Special Hazards Suppression Systems: This certification program is designed for engineering technicians engaged in the detailing and layout and/or installation and maintenance related to special hazards suppression systems.

For more information, see the National Institute for Certification in Engineering Technologies website.

LOCATION INFORMATION: Reno, Nevada

Reno, Nevada
Reno, Nevada photo by Smooth_O

Reno is situated in Washoe County, Nevada. It has a population of over 217,016, which has grown by 20.2% over the last ten years. The cost of living index in Reno, 93, is below the national average. New single-family homes in Reno are priced at $202,100 on average, which is well above the state average. In 2008, six hundred thirty-seven new homes were built in Reno, down from nine hundred ninety-seven the previous year.
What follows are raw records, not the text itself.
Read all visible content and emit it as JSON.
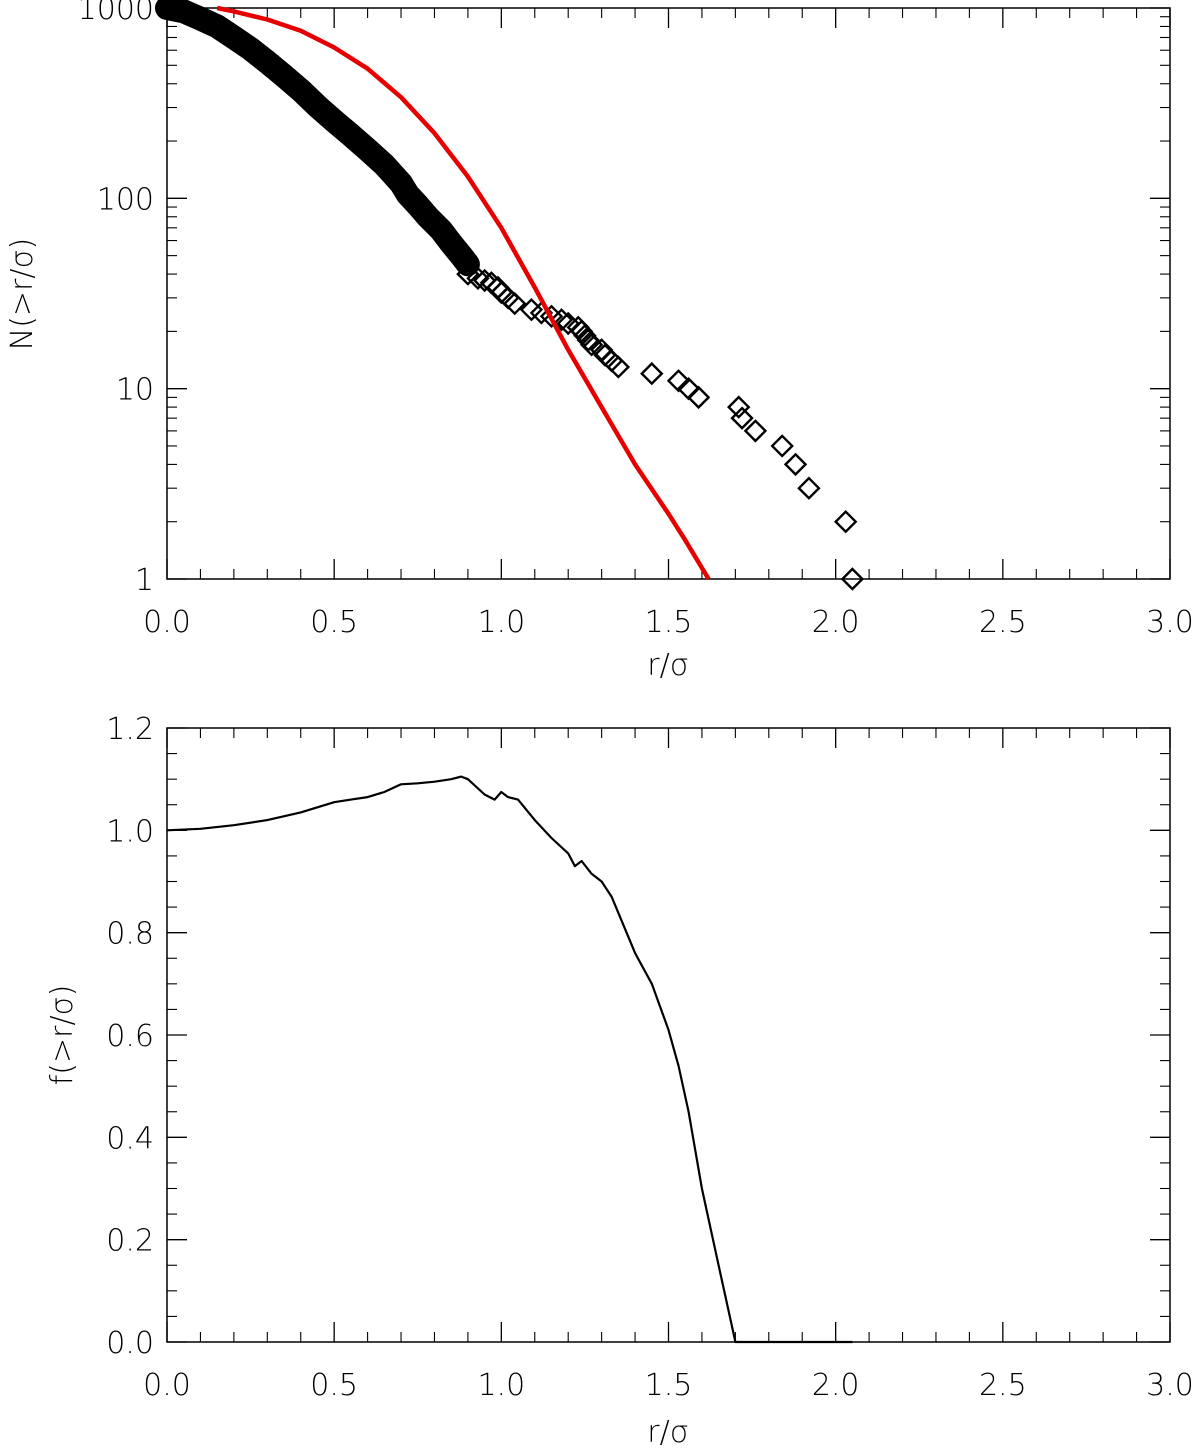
{
  "chart_data": [
    {
      "type": "scatter",
      "xlabel": "r/σ",
      "ylabel": "N(>r/σ)",
      "xlim": [
        0.0,
        3.0
      ],
      "ylim": [
        1,
        1000
      ],
      "yscale": "log",
      "grid": false,
      "x_ticks": [
        "0.0",
        "0.5",
        "1.0",
        "1.5",
        "2.0",
        "2.5",
        "3.0"
      ],
      "y_ticks": [
        "1",
        "10",
        "100",
        "1000"
      ],
      "series": [
        {
          "kind": "markers",
          "marker": "diamond",
          "color": "#000000",
          "points": [
            [
              0.9,
              40
            ],
            [
              0.93,
              38
            ],
            [
              0.95,
              37
            ],
            [
              0.97,
              36
            ],
            [
              0.99,
              34
            ],
            [
              1.0,
              32
            ],
            [
              1.02,
              30
            ],
            [
              1.04,
              28
            ],
            [
              1.09,
              26
            ],
            [
              1.12,
              25
            ],
            [
              1.15,
              24
            ],
            [
              1.18,
              23
            ],
            [
              1.2,
              22
            ],
            [
              1.23,
              21
            ],
            [
              1.24,
              20
            ],
            [
              1.25,
              19
            ],
            [
              1.26,
              18
            ],
            [
              1.27,
              17
            ],
            [
              1.3,
              16
            ],
            [
              1.31,
              15
            ],
            [
              1.33,
              14
            ],
            [
              1.35,
              13
            ],
            [
              1.45,
              12
            ],
            [
              1.53,
              11
            ],
            [
              1.56,
              10
            ],
            [
              1.59,
              9
            ],
            [
              1.71,
              8
            ],
            [
              1.72,
              7
            ],
            [
              1.76,
              6
            ],
            [
              1.84,
              5
            ],
            [
              1.88,
              4
            ],
            [
              1.92,
              3
            ],
            [
              2.03,
              2
            ],
            [
              2.05,
              1
            ]
          ],
          "dense_band": [
            [
              0.0,
              1000
            ],
            [
              0.05,
              960
            ],
            [
              0.1,
              880
            ],
            [
              0.15,
              800
            ],
            [
              0.2,
              700
            ],
            [
              0.25,
              610
            ],
            [
              0.3,
              520
            ],
            [
              0.35,
              440
            ],
            [
              0.4,
              370
            ],
            [
              0.45,
              305
            ],
            [
              0.5,
              255
            ],
            [
              0.55,
              215
            ],
            [
              0.6,
              180
            ],
            [
              0.65,
              150
            ],
            [
              0.7,
              120
            ],
            [
              0.72,
              105
            ],
            [
              0.75,
              92
            ],
            [
              0.78,
              80
            ],
            [
              0.82,
              68
            ],
            [
              0.85,
              58
            ],
            [
              0.88,
              50
            ],
            [
              0.9,
              45
            ]
          ]
        },
        {
          "kind": "line",
          "color": "#e60000",
          "points": [
            [
              0.15,
              1000
            ],
            [
              0.2,
              960
            ],
            [
              0.3,
              870
            ],
            [
              0.4,
              760
            ],
            [
              0.5,
              620
            ],
            [
              0.6,
              480
            ],
            [
              0.7,
              340
            ],
            [
              0.8,
              220
            ],
            [
              0.9,
              130
            ],
            [
              1.0,
              70
            ],
            [
              1.1,
              34
            ],
            [
              1.2,
              16
            ],
            [
              1.3,
              8
            ],
            [
              1.4,
              4
            ],
            [
              1.5,
              2.2
            ],
            [
              1.55,
              1.6
            ],
            [
              1.62,
              1
            ]
          ]
        }
      ]
    },
    {
      "type": "line",
      "xlabel": "r/σ",
      "ylabel": "f(>r/σ)",
      "xlim": [
        0.0,
        3.0
      ],
      "ylim": [
        0.0,
        1.2
      ],
      "yscale": "linear",
      "grid": false,
      "x_ticks": [
        "0.0",
        "0.5",
        "1.0",
        "1.5",
        "2.0",
        "2.5",
        "3.0"
      ],
      "y_ticks": [
        "0.0",
        "0.2",
        "0.4",
        "0.6",
        "0.8",
        "1.0",
        "1.2"
      ],
      "series": [
        {
          "kind": "line",
          "color": "#000000",
          "points": [
            [
              0.0,
              1.0
            ],
            [
              0.1,
              1.003
            ],
            [
              0.2,
              1.01
            ],
            [
              0.3,
              1.02
            ],
            [
              0.4,
              1.035
            ],
            [
              0.45,
              1.045
            ],
            [
              0.5,
              1.055
            ],
            [
              0.55,
              1.06
            ],
            [
              0.6,
              1.065
            ],
            [
              0.65,
              1.075
            ],
            [
              0.7,
              1.09
            ],
            [
              0.75,
              1.092
            ],
            [
              0.8,
              1.095
            ],
            [
              0.85,
              1.1
            ],
            [
              0.88,
              1.105
            ],
            [
              0.9,
              1.1
            ],
            [
              0.95,
              1.07
            ],
            [
              0.98,
              1.06
            ],
            [
              1.0,
              1.075
            ],
            [
              1.02,
              1.065
            ],
            [
              1.05,
              1.06
            ],
            [
              1.1,
              1.02
            ],
            [
              1.15,
              0.985
            ],
            [
              1.2,
              0.955
            ],
            [
              1.22,
              0.93
            ],
            [
              1.24,
              0.94
            ],
            [
              1.27,
              0.915
            ],
            [
              1.3,
              0.9
            ],
            [
              1.33,
              0.87
            ],
            [
              1.4,
              0.76
            ],
            [
              1.45,
              0.7
            ],
            [
              1.5,
              0.61
            ],
            [
              1.53,
              0.54
            ],
            [
              1.56,
              0.45
            ],
            [
              1.6,
              0.3
            ],
            [
              1.65,
              0.15
            ],
            [
              1.7,
              0.0
            ],
            [
              2.05,
              0.0
            ]
          ]
        }
      ]
    }
  ]
}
The three big industries for women in Reno are arts, entertainment, and recreation, health care, and accommodation and food services. For men, it is arts, entertainment, and recreation, construction, and accommodation and food services. The average commute to work is about 18 minutes. More than 25.0% of Reno residents have a bachelor's degree, which is higher than the state average. The percentage of residents with a graduate degree, 8.4%, is higher than the state average.

The unemployment rate in Reno is 11.8%, which is less than Nevada's average of 12.6%.

The percentage of Reno residents that are affiliated with a religious congregation, 27.9%, is less than both the national and state average. The most common religious groups are the Catholic Church, the LDS (Mormon) Church and the Southern Baptist Convention.

Reno is home to the Short Ranch and the Keystone Square as well as Wilkinson Park and Paradise Park. Shopping centers in the area include Miraloma Park Shopping Center, Village Shopping Center and University Village East Shopping Center. Visitors to Reno can choose from Oxford Motel, Atlantis Casino Resort and Wayside Motel & Apartments for temporary stays in the area.